Iran is considered as LFCC (low forest cover countries) (Vahedi et al. 2016). As the remnant of Tertiary, Hyrcanian forests in North of Iran are extended throughout the south of Caspian Sea and are now increasingly under the risk of degradation, fragmentation, and conversion into other forms of land uses (Mohammadi and Shataee 2010). Therefore, it seems necessity to study these forests in terms of ecology. This study aims to present a model for estimating AGB in Hyrcanian forests of North of Iran using SPOT-6 satellite data.
Materials and methods
Study area
Hyrcanian forests are located in a narrow strip in the south of Caspian Sea extending from east to west on the northern slopes of Alborz Mountains (Mohammadi and Shataee 2010), ranging from sea level to a maximum altitude of 2800 m (a.s.l.) in terms of altitude. North of Iran is characterized by semi-Mediterranean and temperate and humid climate. Mean annual temperature is 15–18 °C, with annual rainfall varying from 2000 mm in the western parts to 600 mm in the eastern regions. Hyrcanian forests are classified as deciduous, broad-leaved, uneven-aged forests with a canopy cover ranging from 40 to 90%, and pure and mixed stands (Marvi-Mohajer 2005). In this study, three forest areas in the western (Asalem) (1 and 2), central (Sardabrud) (3 and 4), and eastern (Kordkuy) (5 and 6) parts of Hyrcanian forests characterized by virgin forests or forest stands with the lowest level of man-made disturbance were selected as the study area (Fig. 1). The climatic and topographic data for the studied compartments were extracted and collected from Building a Multiple-Use Forest Management Framework to Conserve Biodiversity in the Caspian Hyrcanian Forest Landscape (BMUFMFCBCHFL 2016). Based on the data obtained from BMUFMFCBCHFL, compartments in this study are characterized by semi-arid to humid climate types (according to de Martonne aridity index), temperature ranging from 12.5 to 20 °C and altitude varying from 600 to 1650 m (Table 2).

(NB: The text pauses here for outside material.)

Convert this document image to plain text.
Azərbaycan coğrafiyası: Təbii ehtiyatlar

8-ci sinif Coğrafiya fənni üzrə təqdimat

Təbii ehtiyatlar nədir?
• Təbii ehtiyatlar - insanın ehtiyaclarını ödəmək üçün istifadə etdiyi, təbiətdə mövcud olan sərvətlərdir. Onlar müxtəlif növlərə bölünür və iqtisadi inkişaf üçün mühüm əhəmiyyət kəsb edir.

Field data and estimating AGB
In order to making a homogeneous conditions in the study areas and for comparability reason after creating land form unit maps in compartments, the altitude classes of 600–800 and 1500–1800 m with a mean slope of 15 to 45% at northern slope aspects (N, NE, NW) was mapped on a 1:25000 topography map and defined in GIS environment. In the next step, square-shape plots (30 × 30 m) were sampled randomly in summer of 2016 and coordinates of each plot was recorded using GPS device (Zhu et al. 2015). In each plot, tree height, diameter at breast height (DBH), diameter of tree crown in two directions perpendicular to each other, log length (tree height from ground to a point at which the crown starts), and foliage percentage were measured for all trees (Vahedi et al. 2016; Haghdoost et al. 2013). Allometric equations proposed by Ponce-Hernandez et al. (2004) were applied for calculating tree AGB. To do this, we divided tree were into two parts of stem and crown for calculating tree biomass according to tree morphology (Vahedi et al. 2016; Haghdoost et al. 2013). Equations for calculating biomass are presented in Table 1.

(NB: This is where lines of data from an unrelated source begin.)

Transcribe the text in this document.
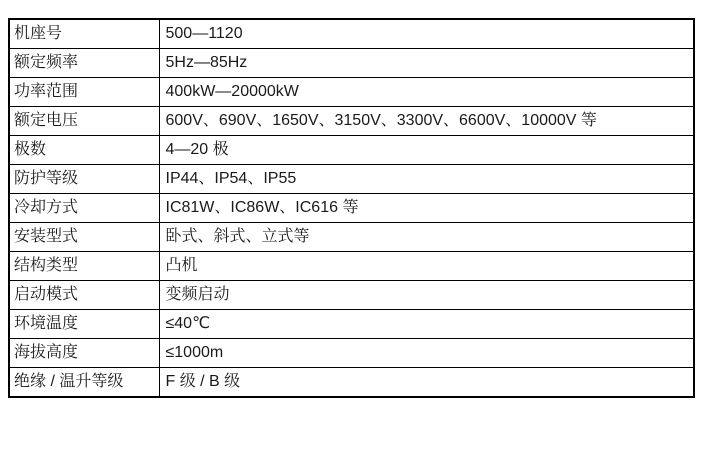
机座号	500—1120
额定频率	5Hz—85Hz
功率范围	400kW—20000kW
额定电压	600V、690V、1650V、3150V、3300V、6600V、10000V 等
极数	4—20 极
防护等级	IP44、IP54、IP55
冷却方式	IC81W、IC86W、IC616 等
安装型式	卧式、斜式、立式等
结构类型	凸机
启动模式	变频启动
环境温度	≤40℃
海拔高度	≤1000m
绝缘 / 温升等级	F 级 / B 级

Equations 1 and 2 were used for calculating basal area (BA) and stem volume (Vs) for each tree. Based on the architecture of each species, form factor in Hyrcanian forests is considered as 0.5 on average (Namiranian 2010). Equation 3 was applied to calculate the crown volume (Vc) for broadleaf species. Correction factor is related to proportion of foliage in crown volume. One can obtain an acceptable approximation of canopy structure by standing beneath the crown or canopy, beside the trunk, and taking a careful visual appreciation in order to estimate the actual volume of crown occupied by the foliage. In the next step, Eq. 5 is used to calculate the total biomass (stem and crown) of the tree per kg. Wood density (WDk) in this study was obtained by taking wood samples (2 cm3) from tree and the ratio of dry mass of each sample (gr) by placing it in an oven at 105 °C to a fresh volume of the same sample.
Finally, the obtained values of AGB in sampling plots were summarized and converted to Mg/ha a per hectare unit (Table 2) (Günlü et al. 2014; Haghdoost et al. 2013).

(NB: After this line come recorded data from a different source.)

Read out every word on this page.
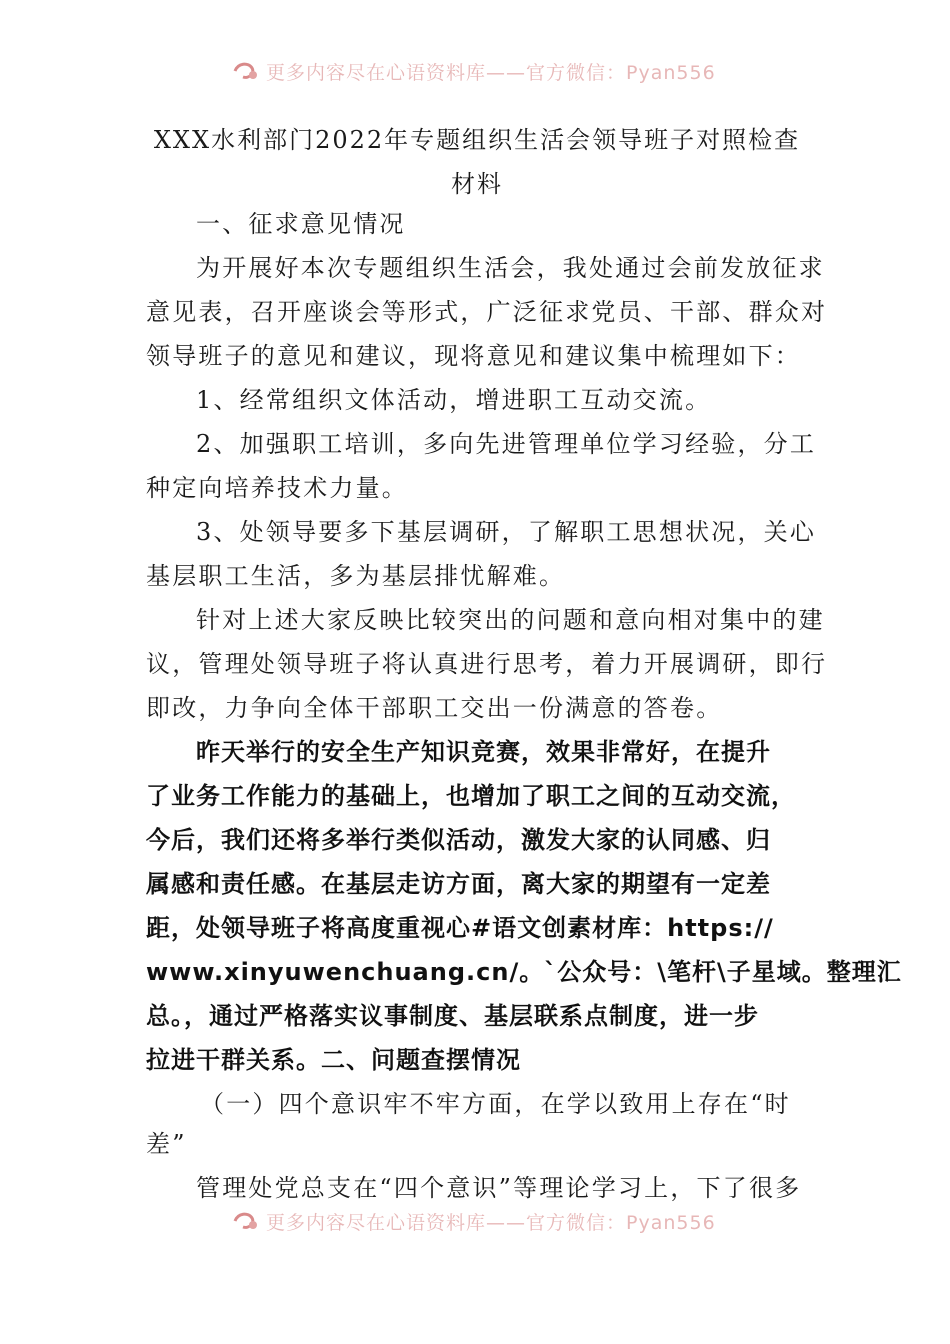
更多内容尽在心语资料库——官方微信：Pyan556
XXX水利部门2022年专题组织生活会领导班子对照检查材料
一、征求意见情况
为开展好本次专题组织生活会，我处通过会前发放征求
意见表，召开座谈会等形式，广泛征求党员、干部、群众对
领导班子的意见和建议，现将意见和建议集中梳理如下：
1、经常组织文体活动，增进职工互动交流。
2、加强职工培训，多向先进管理单位学习经验，分工
种定向培养技术力量。
3、处领导要多下基层调研，了解职工思想状况，关心
基层职工生活，多为基层排忧解难。
针对上述大家反映比较突出的问题和意向相对集中的建
议，管理处领导班子将认真进行思考，着力开展调研，即行
即改，力争向全体干部职工交出一份满意的答卷。
昨天举行的安全生产知识竞赛，效果非常好，在提升
了业务工作能力的基础上，也增加了职工之间的互动交流，
今后，我们还将多举行类似活动，激发大家的认同感、归
属感和责任感。在基层走访方面，离大家的期望有一定差
距，处领导班子将高度重视心#语文创素材库：https://
www.xinyuwenchuang.cn/。`公众号：\笔杆\子星域。整理汇
总。，通过严格落实议事制度、基层联系点制度，进一步
拉进干群关系。二、问题查摆情况
（一）四个意识牢不牢方面，在学以致用上存在“时
差”
管理处党总支在“四个意识”等理论学习上，下了很多
更多内容尽在心语资料库——官方微信：Pyan556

Remote sensing data and processing
The estimation of biomass based on remote sensing technology is a widespread procedure with many steps (Aricak et al. 2015). After ground data collection, the next step in this research is the provision of satellite images. In this study, Spot-6 satellite images with the resolution of 6 m were used (Table 3). Selected images corresponded to the inventory in terms of timing with suitable resolution.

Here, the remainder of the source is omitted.